Но основные мотивы, зафиксированные в дневнике, — все же социальные. Николаевым владело отчаяние. Ведь он был тем самым безработным, которых в СССР официально не было с 1930 г. В своем письме к Политбюро накануне покушения Николаев писал: «Для нас, рабочего люда, нет свободного доступа к жизни, к работе, к учебе… Везде, где я только желал через критику принести пользу дела… получал тупой отклик… Я прошу предоставить мне в первую очередь и в самом ближайшем времени санаторно-курортное лечение, но если нет этой возможности, то я должен бросить веру и надежду на спасение»[191]. Помогут — прощу все, даже роман партбосса с женой (если Николаев в него верил). Не помогут — убью. Из личных мотивов вытекали политические. В своем «Политическом завещании» («Мой ответ перед партией и отечеством») Николаев писал: «Как солдату революции, мне никакая смерть не страшна. Я на все теперь готов, а предупредить этого никто не в силах. Я веду подготовление подобно А. Желябову… Привет царю индустрии и войны Сталину…»[192]
Это был бунт доведенного до отчаяния маленького человека, вечного персонажа российской истории и литературы.
Николаев — маленький человек из партийной среды. Он типичен и этим страшен. Таких выброшенных на обочину неуравновешенных и обиженных людей миллионы, это — целый социальный слой, и каждый его представитель может оказаться смертельно опасным. Сигналы об этом партийное руководство получало давно. Так, в 1929 г. ЦКК рассматривало дело некоего коммуниста, который жаловался: «У меня, в угоду антисоветским элементам, как у буйно-помешанного, было отобрано огнестрельное и холодное оружие, причем соответствующий врач, очевидно за взятки, дал соответствующую справку… ОГПУ почему-то оказывалось слепым орудием в руках указанного антисоветского элемента… Право на оружие (я) заслужил своим активным участием в Гражданской войне, в которой потерял свое здоровье… На меня очевидно смотрят как на отработанное пушечное мясо…»[193] Пока «герой Гражданской войны», которого «незаслуженно» объявили буйно-помешанным, нападает на своих соседей и медицинских работников. Но уже критикует ОГПУ и ЦКК. А кого он возненавидит завтра, когда его требования не будут удовлетворены? Это — разоруженный Николаев, слишком темпераментный. А сколько было не разоруженных, «не раскрытых».

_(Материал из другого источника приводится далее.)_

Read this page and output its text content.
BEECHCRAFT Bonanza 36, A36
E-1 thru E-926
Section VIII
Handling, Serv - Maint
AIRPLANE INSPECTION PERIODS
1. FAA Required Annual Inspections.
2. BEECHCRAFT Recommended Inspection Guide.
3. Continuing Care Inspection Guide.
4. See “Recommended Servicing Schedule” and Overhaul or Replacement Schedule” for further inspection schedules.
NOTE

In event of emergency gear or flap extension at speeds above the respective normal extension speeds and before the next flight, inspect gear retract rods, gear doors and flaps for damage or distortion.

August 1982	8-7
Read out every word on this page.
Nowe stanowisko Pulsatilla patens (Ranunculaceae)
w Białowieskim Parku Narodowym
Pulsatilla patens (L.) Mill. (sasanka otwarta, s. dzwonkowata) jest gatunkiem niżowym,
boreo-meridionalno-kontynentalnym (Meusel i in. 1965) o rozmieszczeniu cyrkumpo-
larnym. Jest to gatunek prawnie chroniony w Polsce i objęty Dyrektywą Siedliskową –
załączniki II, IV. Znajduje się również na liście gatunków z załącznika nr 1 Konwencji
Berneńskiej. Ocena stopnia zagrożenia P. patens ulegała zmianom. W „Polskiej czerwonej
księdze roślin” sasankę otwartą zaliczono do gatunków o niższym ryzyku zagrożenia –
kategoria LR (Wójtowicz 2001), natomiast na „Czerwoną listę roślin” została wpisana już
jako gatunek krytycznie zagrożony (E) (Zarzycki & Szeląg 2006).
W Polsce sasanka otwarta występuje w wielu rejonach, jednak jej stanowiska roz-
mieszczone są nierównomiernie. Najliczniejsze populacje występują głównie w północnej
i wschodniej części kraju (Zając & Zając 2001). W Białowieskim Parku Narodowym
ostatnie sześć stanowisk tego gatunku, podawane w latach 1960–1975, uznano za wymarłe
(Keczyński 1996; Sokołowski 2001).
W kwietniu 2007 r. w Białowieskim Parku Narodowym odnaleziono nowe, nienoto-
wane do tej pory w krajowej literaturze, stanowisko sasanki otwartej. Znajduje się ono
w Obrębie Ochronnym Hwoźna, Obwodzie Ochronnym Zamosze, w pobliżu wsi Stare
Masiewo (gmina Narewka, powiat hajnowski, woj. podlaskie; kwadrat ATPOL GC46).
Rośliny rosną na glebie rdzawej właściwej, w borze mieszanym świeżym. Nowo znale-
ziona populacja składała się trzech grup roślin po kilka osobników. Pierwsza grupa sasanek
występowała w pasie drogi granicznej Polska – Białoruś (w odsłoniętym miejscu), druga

Маленькие люди — герои Гражданской войны. Пользуясь связями среди товарищей по партии, они могут преодолеть препоны охраны и выстрелить в кого угодно — в Сталина и его ближайших единомышленников. Вычистить этих людей из партии, из правящей элиты — это, оказывается, значит не решить проблему, а только обострить ее. Вероятно, в это время в голове Сталина стал складываться план чистки не просто от оппозиции, а от целых социальных слоев, которые не нашли своего места в новой социальной структуре. В социалистическом обществе не должно быть социального «отребья», маргиналов, людей без «места» — питательной среды оппозиционных движений.